Suggestions for Instruction and Assessment

  • This probe can be followed up with an investigation in which students test their predictions. Once they have gathered and analyzed their findings, encourage them to explain their findings. Challenge them to revise their initial ideas based on their evidence and what they now know from their sensemaking discussion about plant growth and plant responses.
  • Revisit this probe after students have had the opportunity to investigate and learn about how plants respond to the absence of light and construct a scientific explanation. As they revise their initial explanation, ask them to use the crosscutting concept of cause and effect in their scientific explanations.
  • Provide students with an opportunity to test their ideas with different types of plants so that their ideas about plant growth are not limited to only one kind of plant.
  • Ask students to describe situations in which they have seen plants growing in the absence of light, such as grass under a board or a houseplant left in a basement. Describe how the plant looks compared with a plant grown under ordinary light conditions.
  • Be careful when developing the idea that plants need light to live. Clarify the need for light to make food and that food is sometimes stored by plants and used later for growth, repair, and the energy to carry out life processes when the ability to carry out photosynthesis is limited.
  • Challenge older students to figure out and explain why a plant turns yellow in the absence of light.
References

Driver, R., A. Squires, P. Rushworth, and V. Wood- Robinson. 1994. Making sense of secondary science: Research into children’s ideas. London: RoutledgeFalmer.

National Research Council (NRC). 2012. A framework for K–12 science education: Practices, crosscutting concepts, and core ideas. Washington, DC: National Academies Press.

NGSS Lead States. 2013. Next Generation Science Standards: For states by states.
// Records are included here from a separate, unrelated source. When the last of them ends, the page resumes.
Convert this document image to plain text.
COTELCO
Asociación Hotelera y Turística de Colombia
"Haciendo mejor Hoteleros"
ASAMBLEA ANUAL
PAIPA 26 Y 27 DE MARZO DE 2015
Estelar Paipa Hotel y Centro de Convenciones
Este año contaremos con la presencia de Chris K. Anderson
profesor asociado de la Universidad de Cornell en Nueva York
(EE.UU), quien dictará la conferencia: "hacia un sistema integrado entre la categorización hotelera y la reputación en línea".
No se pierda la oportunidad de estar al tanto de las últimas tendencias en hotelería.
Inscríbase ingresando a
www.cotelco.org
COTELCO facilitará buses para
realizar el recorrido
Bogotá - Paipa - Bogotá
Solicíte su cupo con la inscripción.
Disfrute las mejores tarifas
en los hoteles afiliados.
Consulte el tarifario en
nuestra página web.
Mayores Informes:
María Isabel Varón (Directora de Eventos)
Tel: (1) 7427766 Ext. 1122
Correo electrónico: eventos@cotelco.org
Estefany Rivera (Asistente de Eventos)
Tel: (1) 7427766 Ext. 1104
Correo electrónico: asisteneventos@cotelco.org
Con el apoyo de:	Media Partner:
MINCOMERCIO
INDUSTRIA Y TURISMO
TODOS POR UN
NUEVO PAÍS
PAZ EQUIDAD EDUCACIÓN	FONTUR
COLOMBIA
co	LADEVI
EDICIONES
Washington, DC: National Academies Press. www.nextgenscience.org.

Roth, K., E. Smith, and C. Anderson. 1983. Students’ conceptions of photosynthesis and food for plants. Working paper, Michigan State University, Institute for Research on Teaching, East Lansing, MI.

Wandersee, J. 1983. Students’ misconceptions about photosynthesis: A cross-age study. In Proceedings of the international seminar: Misconceptions in science and mathematics, eds. H. Helm and J. Novak, 441–446. Ithaca, NY: Cornell University.